Il Sol dell’Avvenire di Nanni Moretti – A patto di avere un paio d’ore libere vale la pena vedere l’ultimo film del più radical chic dei registi italiani (consci che si tratta di un’aspra competizione).
L’ultima fatica di Nanni Moretti è decisamente una visione faticosa perché costringe lo spettatore a dover fare i conti con dei tempi scenici mutuati più al teatro che agli sceneggiati televisivi moderni.
Moretti è decisamente stanco e fuori tempo, e così lo sono tutti gli attori comprimari, Silvio Orlando in testa.
Ridateci il vecchio PCI
Intendiamoci se l’effetto è stato voluto si tratta di un colpo di genio perché veramente viene voglia di abbracciare forte questi comunisti stravolti che sono ancora affezionati alle sezioni del PCI degli anni ’50. Si solidarizza così tanto con i nemici di sempre che veramente scatta l’applauso alla grigia censura fatta al tipografo omosessuale dal segretario di sezione interpretato da Silvio Orlando.
E fa sorridere vedere il tramonto di questi vecchi dinosauri comunisti, oramai mansueti e ciabattanti, costretti a vivere da decenni con sonniferi e stabilizzatori dell’umore.

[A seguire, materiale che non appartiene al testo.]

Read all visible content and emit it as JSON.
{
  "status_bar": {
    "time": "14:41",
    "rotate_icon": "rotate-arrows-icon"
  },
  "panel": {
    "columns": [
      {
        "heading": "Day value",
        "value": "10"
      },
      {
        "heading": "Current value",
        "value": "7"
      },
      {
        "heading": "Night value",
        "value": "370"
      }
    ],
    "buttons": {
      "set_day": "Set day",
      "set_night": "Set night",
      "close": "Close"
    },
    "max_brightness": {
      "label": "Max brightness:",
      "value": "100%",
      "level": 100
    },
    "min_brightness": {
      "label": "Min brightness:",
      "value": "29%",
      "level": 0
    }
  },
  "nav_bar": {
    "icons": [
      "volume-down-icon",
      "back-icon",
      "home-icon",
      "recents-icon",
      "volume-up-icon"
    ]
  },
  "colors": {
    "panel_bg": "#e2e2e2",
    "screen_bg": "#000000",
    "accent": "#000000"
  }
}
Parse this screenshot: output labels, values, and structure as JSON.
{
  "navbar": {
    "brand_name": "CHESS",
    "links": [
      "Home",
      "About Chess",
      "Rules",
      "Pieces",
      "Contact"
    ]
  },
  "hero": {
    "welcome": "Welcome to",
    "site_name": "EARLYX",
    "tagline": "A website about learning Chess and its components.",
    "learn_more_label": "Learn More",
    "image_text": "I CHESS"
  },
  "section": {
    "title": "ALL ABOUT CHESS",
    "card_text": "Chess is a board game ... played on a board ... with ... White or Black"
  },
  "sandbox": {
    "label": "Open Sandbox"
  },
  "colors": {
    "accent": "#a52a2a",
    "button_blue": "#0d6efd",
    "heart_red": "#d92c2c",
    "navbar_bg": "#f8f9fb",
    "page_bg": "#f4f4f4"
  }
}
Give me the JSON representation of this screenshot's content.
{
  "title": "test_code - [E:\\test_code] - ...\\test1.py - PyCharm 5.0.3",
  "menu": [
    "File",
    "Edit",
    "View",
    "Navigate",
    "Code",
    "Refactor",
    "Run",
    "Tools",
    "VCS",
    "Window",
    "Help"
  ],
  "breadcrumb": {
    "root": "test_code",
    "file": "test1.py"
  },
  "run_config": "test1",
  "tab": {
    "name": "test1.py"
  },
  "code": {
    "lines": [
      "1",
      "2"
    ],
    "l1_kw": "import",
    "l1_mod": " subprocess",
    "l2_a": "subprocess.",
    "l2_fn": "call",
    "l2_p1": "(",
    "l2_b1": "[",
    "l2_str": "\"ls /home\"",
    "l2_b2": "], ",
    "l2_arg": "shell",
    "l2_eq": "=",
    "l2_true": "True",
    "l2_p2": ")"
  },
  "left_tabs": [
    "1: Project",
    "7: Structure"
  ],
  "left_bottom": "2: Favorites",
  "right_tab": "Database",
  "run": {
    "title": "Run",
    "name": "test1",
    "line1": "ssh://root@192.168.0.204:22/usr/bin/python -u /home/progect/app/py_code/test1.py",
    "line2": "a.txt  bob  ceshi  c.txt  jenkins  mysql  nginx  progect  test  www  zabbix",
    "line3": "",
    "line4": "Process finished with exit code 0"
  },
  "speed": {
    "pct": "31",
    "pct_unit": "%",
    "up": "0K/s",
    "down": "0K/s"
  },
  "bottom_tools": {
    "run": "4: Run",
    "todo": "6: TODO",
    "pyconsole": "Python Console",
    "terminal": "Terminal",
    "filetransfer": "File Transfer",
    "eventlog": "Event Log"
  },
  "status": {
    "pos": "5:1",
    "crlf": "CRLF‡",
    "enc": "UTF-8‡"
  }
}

Da ricordare l’eroica impresa di far risultare simpatico Corrado Augias e Renzo Piano (che interpretano una piccola parte).
Sullo sfondo Budapest ‘56
Un tramonto quello che dipinge Moretti dove il sogno contrasta la cruda realtà. I fatti ruotano attorno alle riprese di un film su una sezione del PCI degli anni ’50 alle prese con la rivolta ungherese e l’idea di fondo è il confronto tra il mondo di prima, dominato dai 2milioni di iscritti al PCI ed il mondo d’oggi, liquido e senza ideali nel quale Moretti si deve destreggiare tra Netflix, nuovi registi alla Muccino e le nuove generazioni totalmente disinteressate ai vecchi ideali comunisti.
Il finale è patetico ma è immenso
Farebbe sorridere ma fa piangere come Moretti ha risolto il film: sogna un PCI che si dissocia dall’invasione sovietica dell’Ungheria e che abbraccia i patrioti ungheresi e che rompe con Stalin e l’URSS.
La storia ci ha insegnato però tutto un altro epilogo: l’allora trentenne Giorgio Napolitano, dirigente del PCI, che elogiava pubblicamente i carri armati rossi e Palmiro Togliatti che si schierò con il padrone moscovita silenziando le poche e sparute voci contrastanti in seno al partito.